Dean's in a hotel room and he can't remember for the life of him if it's in Oklahoma or Montreal because Cas is standing in the doorway. That's all Dean knows, really; it's raining outside, Sam's asleep on a chair near the kitchenette, and Cas is in the doorway. No one else stands like that; no angel and no man.
Dean smiles. He tosses Sam's laptop on a bed, Frisbee style, flips his wrist all jaunty because Cas is there, in the doorway. Cas stands in Dean's doorways and walks through them and sits in Dean's car and tries to make jokes, and if that isn't a miracle, a real goddamn miracle, what is?
Sam snores. The rain beats on the window. Cas comes through the doorway, trenchcoat soaked and dripping on the nice carpet, the one that tries to swallow feet. Dean is new to this fancy hotel experience. Cas is new and old with everything, flashes with it, bounces curiously on the carpet.
Dean's standing without remembering anything beyond laptop-frisbeeing and that disgusting grin is still on his face and won't go away. There's an angel in here testing the carpet. For God's sake.
Cas looks up just then, and he doesn't look at the window, he doesn't look at Sam, he looks straight forward and says, "Hello Dean," only he smiles through it, and Dean doesn't think he'll ever find someone else who'll look at him that way, so he grabs Cas and gives him a hug which could maybe morph into a manly broslap if Sam wakes up, but more likely will devolve into kissing, lots of kissing, whether to torture Sam or for themselves, who knows.

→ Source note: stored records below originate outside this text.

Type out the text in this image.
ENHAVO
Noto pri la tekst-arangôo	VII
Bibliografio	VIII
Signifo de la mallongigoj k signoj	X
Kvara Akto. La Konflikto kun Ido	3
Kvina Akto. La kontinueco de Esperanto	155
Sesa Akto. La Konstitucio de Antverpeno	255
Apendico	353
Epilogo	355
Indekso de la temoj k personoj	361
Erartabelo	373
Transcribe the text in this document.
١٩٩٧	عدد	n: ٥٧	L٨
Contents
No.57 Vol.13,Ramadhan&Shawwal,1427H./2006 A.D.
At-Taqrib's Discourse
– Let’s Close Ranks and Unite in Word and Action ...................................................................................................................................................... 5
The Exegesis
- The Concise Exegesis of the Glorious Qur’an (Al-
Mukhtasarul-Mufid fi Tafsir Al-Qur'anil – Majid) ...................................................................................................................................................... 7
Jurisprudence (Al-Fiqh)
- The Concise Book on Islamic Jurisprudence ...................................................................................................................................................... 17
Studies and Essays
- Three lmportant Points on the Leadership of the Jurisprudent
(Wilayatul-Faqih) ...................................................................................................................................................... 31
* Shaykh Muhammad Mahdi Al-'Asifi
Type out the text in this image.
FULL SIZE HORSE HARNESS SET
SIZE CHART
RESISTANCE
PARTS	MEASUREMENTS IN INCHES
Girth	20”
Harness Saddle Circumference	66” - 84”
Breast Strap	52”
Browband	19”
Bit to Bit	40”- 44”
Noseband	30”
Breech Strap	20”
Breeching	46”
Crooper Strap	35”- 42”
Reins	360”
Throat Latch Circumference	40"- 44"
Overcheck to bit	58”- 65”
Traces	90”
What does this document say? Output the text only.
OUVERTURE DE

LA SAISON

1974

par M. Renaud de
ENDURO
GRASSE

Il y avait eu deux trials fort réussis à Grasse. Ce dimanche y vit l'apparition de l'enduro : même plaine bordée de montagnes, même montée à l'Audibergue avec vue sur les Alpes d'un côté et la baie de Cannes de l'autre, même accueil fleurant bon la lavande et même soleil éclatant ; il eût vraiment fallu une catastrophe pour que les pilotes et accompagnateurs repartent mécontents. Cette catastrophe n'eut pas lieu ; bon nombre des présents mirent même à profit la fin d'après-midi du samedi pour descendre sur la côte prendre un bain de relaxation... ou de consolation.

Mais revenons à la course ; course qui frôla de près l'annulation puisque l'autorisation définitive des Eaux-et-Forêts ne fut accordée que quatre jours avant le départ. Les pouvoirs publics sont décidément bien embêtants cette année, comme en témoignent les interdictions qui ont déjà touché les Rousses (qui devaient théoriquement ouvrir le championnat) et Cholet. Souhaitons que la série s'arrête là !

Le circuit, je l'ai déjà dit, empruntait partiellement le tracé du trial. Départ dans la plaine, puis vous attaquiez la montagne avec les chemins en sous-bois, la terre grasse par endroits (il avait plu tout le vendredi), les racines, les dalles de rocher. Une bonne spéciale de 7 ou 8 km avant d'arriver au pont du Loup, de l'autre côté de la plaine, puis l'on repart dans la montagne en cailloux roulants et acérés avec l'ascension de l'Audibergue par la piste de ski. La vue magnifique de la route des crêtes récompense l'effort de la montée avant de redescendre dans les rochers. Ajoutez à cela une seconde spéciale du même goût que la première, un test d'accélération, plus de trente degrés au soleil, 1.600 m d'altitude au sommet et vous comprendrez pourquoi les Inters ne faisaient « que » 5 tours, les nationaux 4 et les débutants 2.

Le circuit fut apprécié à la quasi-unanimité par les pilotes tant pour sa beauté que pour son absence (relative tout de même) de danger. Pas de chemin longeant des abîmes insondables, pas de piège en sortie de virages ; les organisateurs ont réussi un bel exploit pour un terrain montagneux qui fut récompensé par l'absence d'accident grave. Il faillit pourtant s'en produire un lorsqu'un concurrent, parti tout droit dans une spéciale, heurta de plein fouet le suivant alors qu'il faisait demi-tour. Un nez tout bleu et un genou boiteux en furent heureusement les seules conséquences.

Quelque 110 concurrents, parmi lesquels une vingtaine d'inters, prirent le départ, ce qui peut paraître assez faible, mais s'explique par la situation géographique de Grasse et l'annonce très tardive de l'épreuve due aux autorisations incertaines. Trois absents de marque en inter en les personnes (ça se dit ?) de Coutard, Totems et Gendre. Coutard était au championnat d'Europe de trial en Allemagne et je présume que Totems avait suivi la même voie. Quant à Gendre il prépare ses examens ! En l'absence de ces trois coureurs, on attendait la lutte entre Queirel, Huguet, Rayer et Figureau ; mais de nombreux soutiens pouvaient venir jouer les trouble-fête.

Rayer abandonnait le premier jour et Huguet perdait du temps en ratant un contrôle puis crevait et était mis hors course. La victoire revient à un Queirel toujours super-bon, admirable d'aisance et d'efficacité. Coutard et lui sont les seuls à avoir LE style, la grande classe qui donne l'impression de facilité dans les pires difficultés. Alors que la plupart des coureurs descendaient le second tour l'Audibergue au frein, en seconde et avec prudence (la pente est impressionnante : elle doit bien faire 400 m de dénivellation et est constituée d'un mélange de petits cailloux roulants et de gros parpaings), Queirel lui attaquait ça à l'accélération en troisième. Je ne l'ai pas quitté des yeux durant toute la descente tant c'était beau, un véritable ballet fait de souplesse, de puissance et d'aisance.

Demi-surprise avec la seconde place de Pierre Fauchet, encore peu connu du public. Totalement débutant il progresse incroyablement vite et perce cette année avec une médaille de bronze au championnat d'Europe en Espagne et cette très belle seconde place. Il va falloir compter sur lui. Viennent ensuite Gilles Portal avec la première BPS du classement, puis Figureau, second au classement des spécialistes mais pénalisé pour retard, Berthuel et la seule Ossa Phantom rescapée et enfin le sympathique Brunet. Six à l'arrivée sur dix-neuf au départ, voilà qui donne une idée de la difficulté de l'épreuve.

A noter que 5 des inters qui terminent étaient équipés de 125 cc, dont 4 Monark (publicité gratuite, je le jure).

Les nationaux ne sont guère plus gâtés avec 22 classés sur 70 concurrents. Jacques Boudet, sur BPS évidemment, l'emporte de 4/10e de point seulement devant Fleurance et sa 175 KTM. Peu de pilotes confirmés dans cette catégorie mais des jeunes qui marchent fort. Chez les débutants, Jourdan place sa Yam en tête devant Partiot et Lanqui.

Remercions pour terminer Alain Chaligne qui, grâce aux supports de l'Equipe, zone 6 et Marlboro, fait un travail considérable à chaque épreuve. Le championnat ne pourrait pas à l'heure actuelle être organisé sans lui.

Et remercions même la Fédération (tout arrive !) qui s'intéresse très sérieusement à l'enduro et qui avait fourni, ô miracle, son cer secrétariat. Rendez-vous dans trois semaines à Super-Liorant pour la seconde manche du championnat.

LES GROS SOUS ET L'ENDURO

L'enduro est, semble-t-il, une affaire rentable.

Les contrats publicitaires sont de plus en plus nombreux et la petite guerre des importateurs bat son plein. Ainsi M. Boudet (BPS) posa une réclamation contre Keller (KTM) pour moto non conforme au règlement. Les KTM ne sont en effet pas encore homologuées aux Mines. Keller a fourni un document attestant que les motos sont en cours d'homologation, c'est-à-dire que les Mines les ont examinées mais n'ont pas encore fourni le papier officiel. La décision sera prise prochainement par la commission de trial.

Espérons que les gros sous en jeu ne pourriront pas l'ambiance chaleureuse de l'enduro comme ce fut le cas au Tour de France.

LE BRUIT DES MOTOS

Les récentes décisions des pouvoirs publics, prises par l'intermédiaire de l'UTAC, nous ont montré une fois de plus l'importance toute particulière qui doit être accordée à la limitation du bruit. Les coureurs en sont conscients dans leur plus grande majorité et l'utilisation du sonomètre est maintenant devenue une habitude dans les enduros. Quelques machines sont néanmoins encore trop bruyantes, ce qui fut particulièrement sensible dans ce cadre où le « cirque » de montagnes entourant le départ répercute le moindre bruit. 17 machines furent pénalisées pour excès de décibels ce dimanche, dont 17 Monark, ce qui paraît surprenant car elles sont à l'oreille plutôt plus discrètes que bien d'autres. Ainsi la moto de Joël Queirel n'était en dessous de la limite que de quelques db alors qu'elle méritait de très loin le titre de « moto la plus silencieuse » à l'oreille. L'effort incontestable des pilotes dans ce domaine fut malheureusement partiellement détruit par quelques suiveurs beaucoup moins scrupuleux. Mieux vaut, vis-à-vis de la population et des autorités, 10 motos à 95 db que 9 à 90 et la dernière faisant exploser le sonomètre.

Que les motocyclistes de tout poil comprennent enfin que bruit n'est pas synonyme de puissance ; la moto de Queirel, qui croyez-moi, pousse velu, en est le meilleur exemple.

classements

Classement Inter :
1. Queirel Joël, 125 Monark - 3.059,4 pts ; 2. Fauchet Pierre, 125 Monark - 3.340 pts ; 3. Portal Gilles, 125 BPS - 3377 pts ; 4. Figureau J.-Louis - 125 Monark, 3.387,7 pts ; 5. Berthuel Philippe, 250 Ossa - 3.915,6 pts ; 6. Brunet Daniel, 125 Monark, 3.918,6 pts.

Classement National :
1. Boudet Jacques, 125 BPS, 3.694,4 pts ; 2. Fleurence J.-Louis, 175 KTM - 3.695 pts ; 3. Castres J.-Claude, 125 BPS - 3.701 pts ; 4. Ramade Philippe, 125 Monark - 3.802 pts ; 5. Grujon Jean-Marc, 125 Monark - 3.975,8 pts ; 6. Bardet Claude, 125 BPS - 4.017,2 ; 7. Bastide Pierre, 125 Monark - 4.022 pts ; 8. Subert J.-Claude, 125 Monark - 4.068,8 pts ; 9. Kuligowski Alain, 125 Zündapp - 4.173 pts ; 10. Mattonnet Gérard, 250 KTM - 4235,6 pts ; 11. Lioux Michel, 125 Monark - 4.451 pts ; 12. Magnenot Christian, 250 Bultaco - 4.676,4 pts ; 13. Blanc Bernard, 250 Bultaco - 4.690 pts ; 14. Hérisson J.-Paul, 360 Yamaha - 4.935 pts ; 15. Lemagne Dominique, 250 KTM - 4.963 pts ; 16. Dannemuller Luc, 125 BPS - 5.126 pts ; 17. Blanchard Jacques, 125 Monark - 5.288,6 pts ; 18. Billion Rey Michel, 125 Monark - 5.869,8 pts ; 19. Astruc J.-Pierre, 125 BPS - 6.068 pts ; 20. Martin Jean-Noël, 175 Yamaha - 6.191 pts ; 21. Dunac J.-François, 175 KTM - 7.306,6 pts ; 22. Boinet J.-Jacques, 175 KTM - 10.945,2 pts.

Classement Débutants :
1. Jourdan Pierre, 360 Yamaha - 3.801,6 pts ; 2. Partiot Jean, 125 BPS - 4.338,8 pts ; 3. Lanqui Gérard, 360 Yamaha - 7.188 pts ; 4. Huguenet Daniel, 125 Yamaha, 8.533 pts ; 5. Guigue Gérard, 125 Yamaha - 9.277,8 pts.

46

"Eurch," says Dean, "You're all drippy, Cas."
Cas's arms wind around him and are unmovable because Cas is a goddamned octopus, Dean swears.
"Caaas," he complains, cause really, his shirt's soaking through. Cas nestles his face in Dean's shoulder. "Let me go, dude!" he says. He's trying to escape. Really, he is. Cas probably spent a lifetime possessing an octopus, because he is a dirty cheat.
So is Dean, so he figures it's fair.
Cas begins to shake. "You're laughing," Dean says. "Oh my god, you're laughing you asshole." He says it with about the same level of wonder as any wise man following a star, any old testament schmuck faced with the glory of God. That wonder and more.
Castiel snorts, laughs harder, nips him, hums against his skin. They're soaked through and baptized with it, to a church all their own.
"We can head home in an hour?" Castiel says. Sometimes he phrases statements as questions, when he's comfortable enough to let old habits die hard.
Dean loves him.
"Whew, yeah, looking forward to using a bathroom I can trust the maid to have actually cleaned. Ass germs, you know."
Cas nibbles at his collarbone.
"We do not have a maid, Dean," he informs him.
"Nope," Dean says, gripping the back of the coat and the wet tufts of hair plastered to Cas's neck. "We have Sammy."
Cas brings his head up, lazily, to look into Dean's eyes. "Of course Dean," he says, even though they all know Dean's the one who cleans the bathrooms, every Wednesday.